London Mayor Boris Johnson’s visit to Israel and the Palestinian territories hit a glitch Wednesday as meetings with Palestinians were called off following the mayor’s comments opposing a boycott of the Jewish state, which offended some supporters of the boycott movement.
The mayor on Tuesday dismissed those who support the boycott, divestment and sanctions campaign, known by its BDS initials, as “corduroy-jacketed lefty academics,” comments which caused anger on Palestinian social media.
“I cannot think of anything more foolish” than to boycott “a country that when all is said and done is the only democracy in the region, the only place that has in my view a pluralist open society,” Johnson said.

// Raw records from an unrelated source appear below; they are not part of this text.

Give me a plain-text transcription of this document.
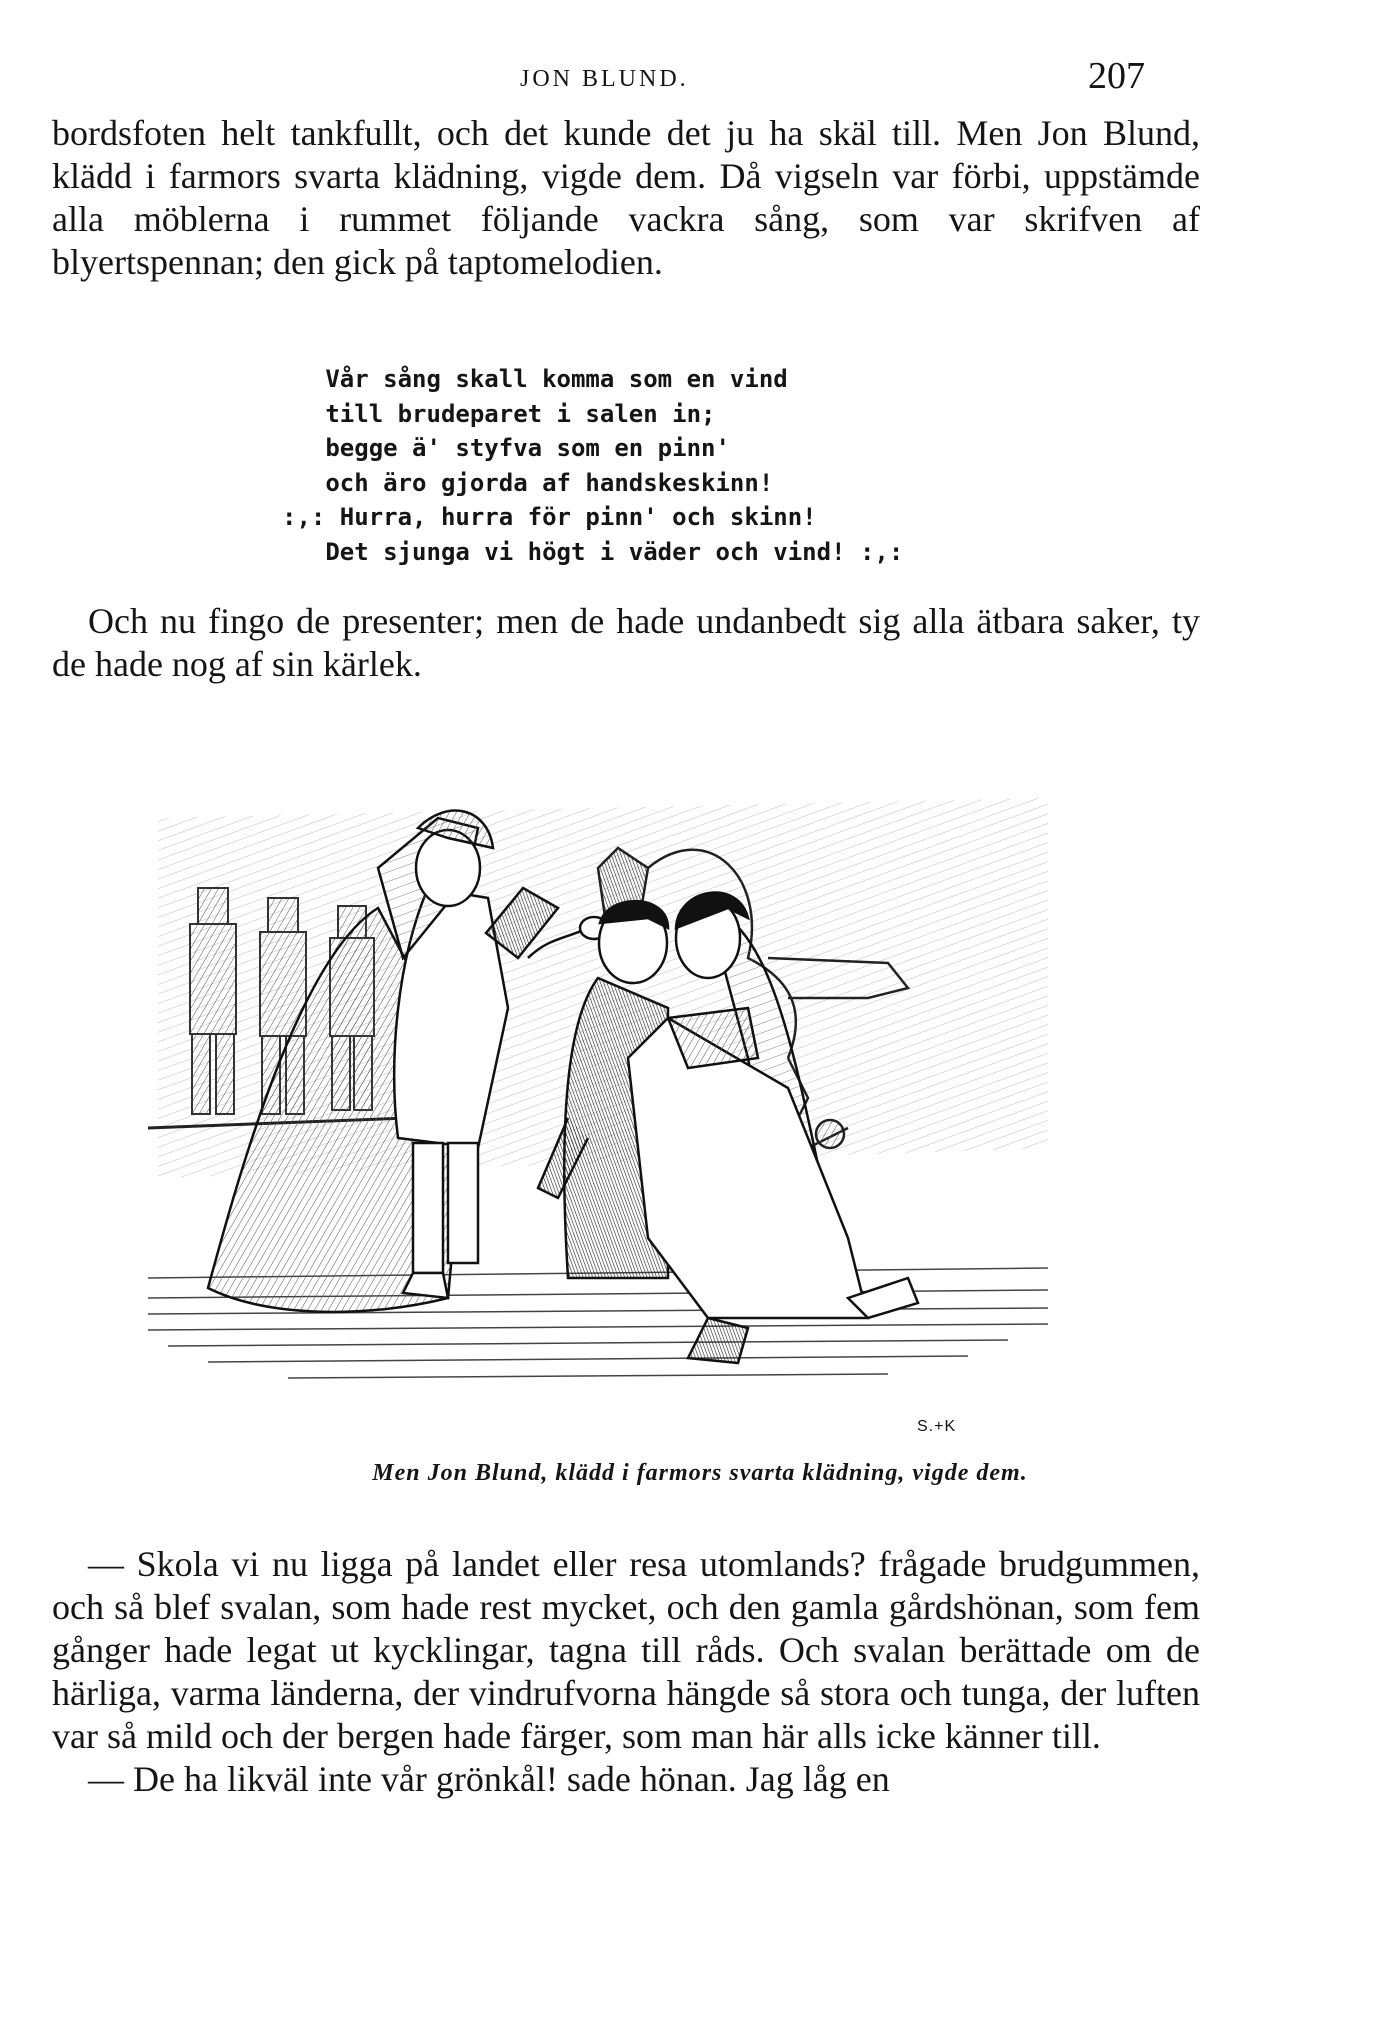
JON BLUND.	207

bordsfoten helt tankfullt, och det kunde det ju ha skäl till. Men Jon Blund, klädd i farmors svarta klädning, vigde dem. Då vigseln var förbi, uppstämde alla möblerna i rummet följande vackra sång, som var skrifven af blyertspennan; den gick på taptomelodien.

Vår sång skall komma som en vind
till brudeparet i salen in;
begge ä' styfva som en pinn'
och äro gjorda af handskeskinn!
:,: Hurra, hurra för pinn' och skinn!
Det sjunga vi högt i väder och vind! :,:

Och nu fingo de presenter; men de hade undanbedt sig alla ätbara saker, ty de hade nog af sin kärlek.

S.+K
Men Jon Blund, klädd i farmors svarta klädning, vigde dem.

— Skola vi nu ligga på landet eller resa utomlands? frågade brudgummen, och så blef svalan, som hade rest mycket, och den gamla gårdshönan, som fem gånger hade legat ut kycklingar, tagna till råds. Och svalan berättade om de härliga, varma länderna, der vindrufvorna hängde så stora och tunga, der luften var så mild och der bergen hade färger, som man här alls icke känner till.

— De ha likväl inte vår grönkål! sade hönan. Jag låg en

A number of Palestinian groups then refused to meet him while he was also informed his comments had led to additional security risks if he were to visit the West Bank, Johnson’s office said.
His meeting with Palestinian Authority Prime Minister Rami Hamdallah, however, went ahead as planned.
Inas Abu Shirbi of the Sharek Youth Forum, an organization Johnson was due to visit, told LBC Radio in the UK they withdrew the invitation as his statement showed “he did not recognize the existence of Palestinians.”
Johnson, who is on a week-long trade tour to the region, said the comments were taken “out of context.”
“The mayor is disappointed that comments he made opposing calls for a boycott of Israel have been taken out of context on social media, and then cited by organizers of events he was due to attend in Ramallah as a reason for cancellation,” a statement from his office said.
“He was looking forward to hearing first hand from Palestinians and discussing their relationship with London.”
Chris Doyle, director of the Council for Arab-British Understanding, said the failure to visit Palestinian communities would mean he would not have the chance to learn about the effects of Israel’s occupation.
“I think it is deeply unfortunate where it has come to a situation where he is not able to visit Palestinians in the West Bank apart from the prime minister,” he told AFP. “He would have had a chance to visit young Palestinians living under occupation.”
Johnson, who is also a Conservative MP, is due to step down as mayor next summer after eight years and is seen as a potential candidate to become leader of Britain’s Conservative party after Prime Minister David Cameron steps down.